Era o caso de João, homem de uns quarenta e poucos anos. Ele falava de profunda insatisfação com sua vida; faltavam-lhe energia e interesse tanto em casa quanto no trabalho. Era trabalhador extremamente dedicado, mas não via os frutos de seus esforços, e encontrava-se muito pessimista por causa de reveres freqüente. Esse pessimismo refletia-se também em seu casamento de dezoito anos, pois tinha a sensação de que tudo o que fizera até então não tinha valor algum. Costumava sentir uma resignação mórbida por seu “destino infeliz”, ainda que, ocasionalmente, demonstrasse uma nesga de esperança de que sua vida pudesse ser diferente.



Como sua analista, eu inicialmente senti João como pessoa rígida e obstinada, apegada a valores antigos de maneira inflexível. Ele tinha necessidade crescente do álcool, o que, em várias ocasiões, terminou em embebedamento. Isso, por sua vez, transformava-se em culpa, remorsos e depressão. Tais sintomas estão descritos por Jung como indicativo da necessidade de se estabelecer contato com a anima.



Depois da metade da vida... A perda da anima significa diminuição da vitalidade, da flexibilidade e da delicadeza humana. O resultado, via de regra, é rigidez prematura, aspereza, estereotipia, unilateralidade fanática, obstinação, pendatismo, ou então resignação, fastio, desleixo, irresponsabilidade e, finalmente, remollissment [letargia] infantil com propensão ao álcool. Após a meia-idade, porém, a conexão com a esfera arquetípica da experiência deve se possível, ser restabelecida.



Jung apontou para a semelhança entre conceito de “perda da alma” entre os primitivos e aquilo que acontece com o homem que perde o contato com a sua anima.



A perda da alma equivale à perda dilacerante de parte da própria natureza; é a desaparição e a emancipação de complexo que, daí por diante, torna-se usurpador tirânico da consciência, oprimindo o homem como um todo. Atira o homem para fora de seu percurso e o induz as ações cuja unilateralidade cega inevitavelmente conduz à autodestruição.

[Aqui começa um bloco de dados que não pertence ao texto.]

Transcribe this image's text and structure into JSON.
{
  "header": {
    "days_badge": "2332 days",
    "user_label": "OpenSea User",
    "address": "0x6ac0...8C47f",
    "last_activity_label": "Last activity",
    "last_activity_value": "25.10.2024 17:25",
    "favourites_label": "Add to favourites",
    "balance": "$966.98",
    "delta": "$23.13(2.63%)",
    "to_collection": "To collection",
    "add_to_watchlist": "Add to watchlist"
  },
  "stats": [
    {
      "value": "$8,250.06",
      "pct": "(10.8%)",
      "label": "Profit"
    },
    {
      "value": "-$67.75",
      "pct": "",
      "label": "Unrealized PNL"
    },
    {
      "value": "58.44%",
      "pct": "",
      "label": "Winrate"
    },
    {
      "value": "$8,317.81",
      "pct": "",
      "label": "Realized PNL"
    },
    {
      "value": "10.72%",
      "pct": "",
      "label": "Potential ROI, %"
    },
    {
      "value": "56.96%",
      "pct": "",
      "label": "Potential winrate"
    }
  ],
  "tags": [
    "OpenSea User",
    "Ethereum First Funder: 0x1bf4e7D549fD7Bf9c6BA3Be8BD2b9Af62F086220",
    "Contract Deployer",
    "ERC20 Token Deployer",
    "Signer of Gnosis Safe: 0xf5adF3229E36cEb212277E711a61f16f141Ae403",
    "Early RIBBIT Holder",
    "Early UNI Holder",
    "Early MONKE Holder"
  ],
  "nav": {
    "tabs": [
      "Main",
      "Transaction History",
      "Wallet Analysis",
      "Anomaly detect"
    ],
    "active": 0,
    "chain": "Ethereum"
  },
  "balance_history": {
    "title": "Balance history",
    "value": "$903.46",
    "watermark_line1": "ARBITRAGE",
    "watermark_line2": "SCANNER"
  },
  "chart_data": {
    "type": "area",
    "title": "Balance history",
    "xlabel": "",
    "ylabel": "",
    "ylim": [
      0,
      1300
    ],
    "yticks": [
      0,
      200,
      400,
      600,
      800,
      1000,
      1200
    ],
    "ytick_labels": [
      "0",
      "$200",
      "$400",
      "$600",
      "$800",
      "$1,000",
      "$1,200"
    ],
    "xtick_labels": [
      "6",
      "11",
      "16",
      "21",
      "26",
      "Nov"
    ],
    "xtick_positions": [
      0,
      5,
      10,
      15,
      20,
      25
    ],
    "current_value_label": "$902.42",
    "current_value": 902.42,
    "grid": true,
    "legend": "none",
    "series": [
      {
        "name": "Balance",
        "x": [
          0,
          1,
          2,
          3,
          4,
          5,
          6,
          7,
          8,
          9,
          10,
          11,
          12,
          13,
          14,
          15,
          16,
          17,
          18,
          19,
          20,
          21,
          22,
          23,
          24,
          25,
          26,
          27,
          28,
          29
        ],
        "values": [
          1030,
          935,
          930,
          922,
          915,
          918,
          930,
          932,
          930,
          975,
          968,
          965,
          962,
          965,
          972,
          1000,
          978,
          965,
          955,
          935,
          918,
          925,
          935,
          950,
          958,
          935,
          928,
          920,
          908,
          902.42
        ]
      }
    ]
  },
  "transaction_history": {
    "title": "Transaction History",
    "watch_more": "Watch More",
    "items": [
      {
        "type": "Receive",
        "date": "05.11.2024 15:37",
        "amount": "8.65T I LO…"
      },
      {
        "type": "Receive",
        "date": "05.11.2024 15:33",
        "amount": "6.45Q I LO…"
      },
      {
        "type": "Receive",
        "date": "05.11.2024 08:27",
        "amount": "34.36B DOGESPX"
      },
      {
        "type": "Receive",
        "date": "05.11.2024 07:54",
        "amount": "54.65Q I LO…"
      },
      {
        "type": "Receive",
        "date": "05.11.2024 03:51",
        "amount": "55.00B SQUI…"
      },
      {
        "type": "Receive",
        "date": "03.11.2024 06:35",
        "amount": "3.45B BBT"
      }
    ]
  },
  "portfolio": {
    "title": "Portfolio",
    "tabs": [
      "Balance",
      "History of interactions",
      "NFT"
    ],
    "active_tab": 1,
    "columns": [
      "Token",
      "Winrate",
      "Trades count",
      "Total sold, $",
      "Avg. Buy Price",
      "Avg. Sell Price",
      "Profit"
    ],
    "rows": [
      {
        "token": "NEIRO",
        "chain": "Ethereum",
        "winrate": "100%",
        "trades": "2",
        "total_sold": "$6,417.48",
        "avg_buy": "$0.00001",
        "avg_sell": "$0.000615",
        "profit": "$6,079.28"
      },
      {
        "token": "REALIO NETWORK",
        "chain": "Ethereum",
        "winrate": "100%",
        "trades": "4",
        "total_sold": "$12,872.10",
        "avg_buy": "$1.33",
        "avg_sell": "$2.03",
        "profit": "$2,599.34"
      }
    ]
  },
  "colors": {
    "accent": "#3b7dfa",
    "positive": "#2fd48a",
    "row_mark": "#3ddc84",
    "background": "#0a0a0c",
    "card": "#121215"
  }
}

Era isso que se passava com João, pois no caso dele havia ego masculino muito forte e desenvolvimento consciente considerável, mas havia pouco reconhecimento da base feminina terrena e irracional do inconsciente.

Logo no princípio do processo analítico, a anima começou a insinuar-se, como no seguinte sonho:



Estou numa fazenda, num pasto, e decidi levar uma arma e caçar. Havia algumas construções que lembravam escolas. Minha mulher estava lá, mas todos os outros homens eram muito convencionais, do tipo beatos. Eu carregava uma garrafinha de uísque na mão, mas, para sentir-me mais à vontade, coloquei-a no bolso. Havia um celeiro redondo. Diriji-me para lá, mas ele ficava abaixo do nível do solo. Lá estava uma menina chamada Lola. Era prostituta. Eu quis fazer amor com ela, mas quando comecei ela disse: “Não, não faça isso”; eu sabia, no entanto, que ela queria e continuei. Vários homens tentaram interromper-me, um da companhia de força e outro do departamento de conservação. Não terminamos o ato e acordei frustrado e insatisfeito.





Os pastos abertos pertencem à Mãe Terra, e é aqui que o ego onírico busca a mulher (no vernáculo ir “caçar”) com o símbolo fálico na mão. Isso mostra a imagem de um tipo de homem voltado para o exterior, lado sombra de João que não transparecia com freqüência em suas maneiras cavalheirescas. A persona de João estava, de fato, relacionada com as “construções que lembravam escolas”: racional, intelectualizada e conservadora. Essa era a imagem com a qual ele se identificava (e, aparentemente, a que sua esposa via e apoiava). O lado “beato” de si próprio não é, aparentemente, compatível com sua natureza forte, “caçadora” erótica, que se encontrava reprimida e, portanto, conscientemente incongruente para João. O aspecto do uísque na garrafinha, seu lado sombra, estava de fato sendo dramatizado através de suas bebedeiras.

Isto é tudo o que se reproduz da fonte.